Ces espoirs n’ont rien d’illusoire ou de lointain et d’autres groupes de formation s’y préparent déjà. MediaSchool [propriétaire de Stratégies] a ainsi lancé des tests dans le MetaKwark pour la rentrée 2022. Ils prendront la forme concrète d’une Journée portes ouvertes, d’un parcours d’admission ou encore d’une classe virtuelle, voire d’une recherche d’alternance. En utilisant les technologies du métavers, c’est bien un renforcement pédagogique qui est visé, explique Laurence Augoyard, vice-présidente du groupe : « Notre but est de pousser un apprentissage holistique, facilitant le mouvement de nos étudiants entre différents espaces virtuels, d'encourager le partage d'informations entre nos communautés d'apprenants, de développer la créativité et le travail collaboratif. L'idée générale est de renforcer l'engagement de nos étudiants par le plaisir d'apprendre pour les mener droit au succès. »
De nombreux métiers touchés
Les opportunités sont bien réelles, souligne Armand Derhy, directeur des projets stratégiques de Galileo Global Education : « Le marché du métavers est estimé à 800 milliards de dollars à l'horizon 2024, selon Bloomberg Intelligence. Il constitue un gisement d'emploi pour les futurs diplômés. Selon l'entreprise américaine Gartner, 25% des individus passeront au moins une heure par jour dans le métavers en 2026. » Il rappelle que Meta (ex-Facebook) s'apprête à recruter 10 000 ingénieurs en Europe à l'horizon 2027.
Au-delà des métiers liés au versant informatique, bien d’autres seront touchés, explique le dirigeant : « Dans le domaine de l’art et du design, le concepteur de jeux vidéo d'une entreprise travaillant par exemple dans le métavers devra veiller à rester toujours à l'avant-garde, afin d'effectuer des prototypes, imaginer, puis construire des jeux se déroulant dans la réalité virtuelle. » Il estime qu’il en sera de même pour la représentation des individus sous forme d'avatars, à condition de respecter les règles de consentement du RGPD. Sans oublier que le caractère unique de chaque NFT passe par de nouvelles opportunités dans les formations en design graphisme. « De plus, la nécessité de faire vivre aux utilisateurs en immersion une expérience unique dans des espaces qui se doivent de l'être va impacter les formations préparant à l'architecture 3D, ajoute Armand Derhy. Parmi les formations business, le chef de projet métavers contribuera pour sa part aux décisions stratégiques, en collaboration avec l'ensemble des équipes de conception : designers, artistes, ingénieurs et développeurs. »
Une expérience communautaire
Les métiers de la communication doivent aussi se préparer à de grands changements, prévient de son côté Nathalie Badreau, cofondatrice avec Laurence Gosse du laboratoire de recherche de l'Iscom sur l'utilisation du métavers dans la communication : « Désormais, la relation avec la marque sera interactive alors qu’elle était jusqu’à présent linéaire. La narration des marques devra être interactive car il n’est plus possible d’imposer un parcours au client, qui aura l’initiative de sa propre expérience. Cette expérience sera immersive, en temps réel et sociale. C’est une dimension un peu oubliée mais le métavers sera une expérience en communauté que chacun pourra déclencher quand il le souhaite. La dimension communautaire est le point fort du métavers. Les marques pourront créer des communautés en vendant des NFT qui donneront accès à des programmes de fidélisation ou même permettront à l’acheteur d’avoir son nom au générique d’un film, par exemple. »
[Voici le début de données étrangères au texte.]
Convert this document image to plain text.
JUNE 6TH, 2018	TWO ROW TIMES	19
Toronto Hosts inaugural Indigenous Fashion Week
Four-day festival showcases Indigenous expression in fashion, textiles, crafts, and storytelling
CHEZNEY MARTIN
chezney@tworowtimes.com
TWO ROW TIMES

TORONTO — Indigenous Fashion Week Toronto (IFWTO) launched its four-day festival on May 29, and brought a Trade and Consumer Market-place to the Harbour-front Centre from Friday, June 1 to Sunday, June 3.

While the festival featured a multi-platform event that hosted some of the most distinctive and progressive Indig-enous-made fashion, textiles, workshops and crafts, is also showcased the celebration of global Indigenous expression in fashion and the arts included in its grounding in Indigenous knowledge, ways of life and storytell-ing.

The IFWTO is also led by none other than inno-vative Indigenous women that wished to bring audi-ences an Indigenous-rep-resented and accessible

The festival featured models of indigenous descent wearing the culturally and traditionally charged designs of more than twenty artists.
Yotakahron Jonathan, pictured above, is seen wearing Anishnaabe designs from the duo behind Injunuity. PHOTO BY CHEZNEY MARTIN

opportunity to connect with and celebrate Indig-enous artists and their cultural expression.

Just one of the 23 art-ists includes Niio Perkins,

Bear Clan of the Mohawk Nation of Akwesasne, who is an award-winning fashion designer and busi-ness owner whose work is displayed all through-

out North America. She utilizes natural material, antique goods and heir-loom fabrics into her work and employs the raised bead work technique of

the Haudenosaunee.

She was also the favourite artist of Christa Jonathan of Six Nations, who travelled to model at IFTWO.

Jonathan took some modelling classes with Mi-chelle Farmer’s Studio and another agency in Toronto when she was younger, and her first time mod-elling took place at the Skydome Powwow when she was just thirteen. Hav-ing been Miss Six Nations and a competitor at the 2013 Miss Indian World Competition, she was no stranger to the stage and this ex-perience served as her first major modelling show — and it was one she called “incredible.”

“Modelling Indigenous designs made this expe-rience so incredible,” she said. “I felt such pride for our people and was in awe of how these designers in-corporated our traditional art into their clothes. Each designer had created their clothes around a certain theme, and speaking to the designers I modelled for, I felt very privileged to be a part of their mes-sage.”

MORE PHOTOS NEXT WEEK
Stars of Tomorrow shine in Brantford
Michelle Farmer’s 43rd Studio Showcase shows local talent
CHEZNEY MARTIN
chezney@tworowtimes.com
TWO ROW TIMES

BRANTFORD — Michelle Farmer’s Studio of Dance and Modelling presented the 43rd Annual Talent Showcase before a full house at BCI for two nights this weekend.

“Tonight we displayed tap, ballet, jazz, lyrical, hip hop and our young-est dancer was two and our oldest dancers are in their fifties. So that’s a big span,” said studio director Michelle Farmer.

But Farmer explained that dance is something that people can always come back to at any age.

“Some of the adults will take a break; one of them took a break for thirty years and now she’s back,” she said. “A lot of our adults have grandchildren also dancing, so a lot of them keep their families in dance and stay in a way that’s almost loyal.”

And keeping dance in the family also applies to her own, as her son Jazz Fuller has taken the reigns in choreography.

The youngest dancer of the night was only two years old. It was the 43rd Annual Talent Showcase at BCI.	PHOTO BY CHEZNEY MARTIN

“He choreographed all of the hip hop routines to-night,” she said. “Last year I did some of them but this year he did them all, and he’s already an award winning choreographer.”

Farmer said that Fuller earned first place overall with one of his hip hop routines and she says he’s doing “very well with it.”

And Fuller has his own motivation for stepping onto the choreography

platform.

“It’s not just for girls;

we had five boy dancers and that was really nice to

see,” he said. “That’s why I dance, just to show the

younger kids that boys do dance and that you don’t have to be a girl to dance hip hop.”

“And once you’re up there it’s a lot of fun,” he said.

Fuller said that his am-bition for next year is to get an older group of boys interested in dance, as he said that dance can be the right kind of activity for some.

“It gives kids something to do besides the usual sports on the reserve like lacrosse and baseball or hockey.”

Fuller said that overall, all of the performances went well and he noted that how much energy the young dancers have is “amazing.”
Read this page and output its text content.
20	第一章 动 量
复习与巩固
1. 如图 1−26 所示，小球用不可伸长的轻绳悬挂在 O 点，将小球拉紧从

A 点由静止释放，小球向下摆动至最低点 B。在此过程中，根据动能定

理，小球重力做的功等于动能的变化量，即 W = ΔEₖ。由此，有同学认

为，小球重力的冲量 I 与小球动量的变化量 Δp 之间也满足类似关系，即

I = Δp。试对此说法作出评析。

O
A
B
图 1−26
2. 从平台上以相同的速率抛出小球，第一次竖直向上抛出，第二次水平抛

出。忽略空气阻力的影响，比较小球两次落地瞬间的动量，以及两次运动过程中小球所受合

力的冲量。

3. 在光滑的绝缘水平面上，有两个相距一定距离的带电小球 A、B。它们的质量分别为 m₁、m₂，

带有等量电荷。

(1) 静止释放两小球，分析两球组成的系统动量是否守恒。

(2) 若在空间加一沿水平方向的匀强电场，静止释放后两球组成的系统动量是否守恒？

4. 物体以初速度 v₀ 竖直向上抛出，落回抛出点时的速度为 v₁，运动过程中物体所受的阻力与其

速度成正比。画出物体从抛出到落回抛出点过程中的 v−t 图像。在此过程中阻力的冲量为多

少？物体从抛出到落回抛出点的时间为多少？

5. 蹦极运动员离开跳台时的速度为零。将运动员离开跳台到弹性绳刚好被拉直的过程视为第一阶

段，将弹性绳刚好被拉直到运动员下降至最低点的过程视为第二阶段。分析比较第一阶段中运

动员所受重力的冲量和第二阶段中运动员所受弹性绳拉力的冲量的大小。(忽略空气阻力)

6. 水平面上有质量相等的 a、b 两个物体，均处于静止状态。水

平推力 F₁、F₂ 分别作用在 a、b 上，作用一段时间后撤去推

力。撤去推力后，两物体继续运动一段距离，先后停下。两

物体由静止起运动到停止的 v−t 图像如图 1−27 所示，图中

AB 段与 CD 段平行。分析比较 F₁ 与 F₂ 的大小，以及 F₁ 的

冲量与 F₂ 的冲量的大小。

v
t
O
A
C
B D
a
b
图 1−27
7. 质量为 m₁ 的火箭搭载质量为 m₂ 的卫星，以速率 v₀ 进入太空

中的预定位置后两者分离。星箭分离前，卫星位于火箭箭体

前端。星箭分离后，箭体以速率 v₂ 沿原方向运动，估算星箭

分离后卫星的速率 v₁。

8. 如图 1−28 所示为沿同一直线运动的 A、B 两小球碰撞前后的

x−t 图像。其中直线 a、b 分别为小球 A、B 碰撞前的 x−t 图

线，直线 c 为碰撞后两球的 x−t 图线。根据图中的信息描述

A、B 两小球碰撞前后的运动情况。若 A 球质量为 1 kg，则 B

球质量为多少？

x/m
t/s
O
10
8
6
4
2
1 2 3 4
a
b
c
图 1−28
Laurence Gosse relève de son côté la difficulté que soulève l’entrée dans une nouvelle dimension : « Le métavers rajoute une strate de 3D qui va contraindre à inventer de nouvelles façons de concevoir la communication. Le marketing va devoir revoir ses schémas de narration et repenser la question des points de contact. Tous ces métiers vont devoir penser leur activité au-delà du réel et intégrer la dimension 3D. » Les défis à relever sont immenses mais l’intérêt suscité par le métavers et ses possibilités est tel que rares seront les acteurs qui négligeront ce nouvel espace virtuel.
« Vous serez propriétaires de votre espace »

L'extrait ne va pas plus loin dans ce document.